RF is a funny thing, and I don't mean funny haha either. Getting controlled, repeatable measurements is very, very hard. I don't know what category of aircraft you're talking about, but at one extreme you could be talking about needing a very large anechoic chamber.
One thing that concerns me, are there not already standards in Australia for certification? In Europe we have EASA and ETSI approval for each piece of avionics equipment. Admittedly these are unit tests, not a system test made once the devices are fitted. However typically the immunity levels provided by the type approvals process mitigates this to a large degree.
At the other extreme, you could simply use a carrier wave from a signal generator with an HPA and a dipole at various defined frequencies in various locations of the aircraft and see if that affects any of the avionics.
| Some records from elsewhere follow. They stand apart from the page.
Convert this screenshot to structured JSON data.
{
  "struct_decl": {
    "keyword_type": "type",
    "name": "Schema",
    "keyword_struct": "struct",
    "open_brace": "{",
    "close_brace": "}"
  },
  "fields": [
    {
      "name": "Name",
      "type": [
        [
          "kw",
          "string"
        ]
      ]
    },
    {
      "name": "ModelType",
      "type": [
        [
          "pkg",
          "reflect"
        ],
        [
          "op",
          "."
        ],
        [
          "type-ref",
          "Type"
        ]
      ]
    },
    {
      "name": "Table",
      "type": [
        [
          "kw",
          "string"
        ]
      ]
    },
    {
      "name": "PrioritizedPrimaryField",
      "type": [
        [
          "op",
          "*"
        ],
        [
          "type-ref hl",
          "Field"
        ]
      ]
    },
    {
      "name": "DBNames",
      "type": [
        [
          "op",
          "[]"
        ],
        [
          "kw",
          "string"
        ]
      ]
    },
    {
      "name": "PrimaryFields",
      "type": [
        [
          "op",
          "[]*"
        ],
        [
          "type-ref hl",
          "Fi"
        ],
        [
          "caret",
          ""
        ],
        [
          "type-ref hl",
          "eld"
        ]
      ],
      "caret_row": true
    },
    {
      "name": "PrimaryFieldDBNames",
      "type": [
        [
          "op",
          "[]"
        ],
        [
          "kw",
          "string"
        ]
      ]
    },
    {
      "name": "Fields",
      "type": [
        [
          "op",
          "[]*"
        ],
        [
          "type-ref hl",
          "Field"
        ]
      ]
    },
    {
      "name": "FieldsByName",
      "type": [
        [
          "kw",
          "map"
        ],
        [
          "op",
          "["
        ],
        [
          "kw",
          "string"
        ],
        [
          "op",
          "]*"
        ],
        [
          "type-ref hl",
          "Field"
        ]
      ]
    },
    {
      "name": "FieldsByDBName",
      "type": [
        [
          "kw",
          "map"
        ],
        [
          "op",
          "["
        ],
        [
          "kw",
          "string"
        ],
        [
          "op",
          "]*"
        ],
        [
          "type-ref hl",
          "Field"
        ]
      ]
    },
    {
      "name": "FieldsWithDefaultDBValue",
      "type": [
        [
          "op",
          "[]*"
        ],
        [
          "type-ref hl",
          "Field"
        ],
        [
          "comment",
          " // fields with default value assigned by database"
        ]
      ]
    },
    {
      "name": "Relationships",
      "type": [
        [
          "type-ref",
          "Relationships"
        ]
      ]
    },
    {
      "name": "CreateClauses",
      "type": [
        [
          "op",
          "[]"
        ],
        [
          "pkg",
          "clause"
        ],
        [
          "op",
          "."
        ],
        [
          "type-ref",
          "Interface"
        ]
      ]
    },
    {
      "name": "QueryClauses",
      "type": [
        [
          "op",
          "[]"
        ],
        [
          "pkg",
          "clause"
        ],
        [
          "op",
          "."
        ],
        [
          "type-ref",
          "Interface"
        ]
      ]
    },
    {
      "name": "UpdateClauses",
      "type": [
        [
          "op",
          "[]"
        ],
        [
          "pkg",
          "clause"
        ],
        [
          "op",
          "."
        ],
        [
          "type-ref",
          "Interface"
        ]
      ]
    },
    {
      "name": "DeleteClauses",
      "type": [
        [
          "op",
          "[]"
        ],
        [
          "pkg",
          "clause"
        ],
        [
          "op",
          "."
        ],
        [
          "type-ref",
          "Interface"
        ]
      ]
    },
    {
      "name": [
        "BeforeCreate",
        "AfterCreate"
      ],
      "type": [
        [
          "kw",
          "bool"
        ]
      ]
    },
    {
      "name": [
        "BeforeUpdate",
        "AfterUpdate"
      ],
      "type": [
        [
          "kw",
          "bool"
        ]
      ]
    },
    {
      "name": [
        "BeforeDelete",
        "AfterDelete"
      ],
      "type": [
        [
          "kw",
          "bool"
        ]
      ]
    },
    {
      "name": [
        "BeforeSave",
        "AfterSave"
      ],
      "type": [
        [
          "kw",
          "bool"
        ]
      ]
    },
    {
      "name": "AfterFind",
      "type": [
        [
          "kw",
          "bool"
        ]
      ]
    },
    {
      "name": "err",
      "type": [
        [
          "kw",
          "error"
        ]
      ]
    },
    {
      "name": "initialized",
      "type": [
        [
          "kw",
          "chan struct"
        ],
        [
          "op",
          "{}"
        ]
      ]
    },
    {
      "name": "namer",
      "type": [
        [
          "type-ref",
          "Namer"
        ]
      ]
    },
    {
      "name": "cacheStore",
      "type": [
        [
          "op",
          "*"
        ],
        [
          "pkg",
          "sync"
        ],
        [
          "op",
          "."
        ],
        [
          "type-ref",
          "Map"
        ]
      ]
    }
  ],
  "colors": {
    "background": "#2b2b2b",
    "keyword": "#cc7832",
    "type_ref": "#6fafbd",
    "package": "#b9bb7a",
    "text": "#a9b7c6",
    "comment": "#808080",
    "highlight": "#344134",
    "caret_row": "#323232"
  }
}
The problem with this is that it also means you're going to need to have a means of testing your avionics at the same time, for example your transponder, TCAS, weather radar, GPWS, FMC, ACARS, ILS, GPS, VOR and DME equipment. Furthermore, typically the equipment might not just fail completely, more likely it will become less sensitive due to front end (or other) overload. In addition, it might be the faults occur not with a carrier itself, but it might be the modulation on the carrier. Also remember that a lot of interference is caused by complex mixing products, so testing at one frequency in a band could well be not enough.
There are lots of dimensions to what you've proposed, and it's difficult to see how it could be achieved without creating a set of reasonable technical criteria first.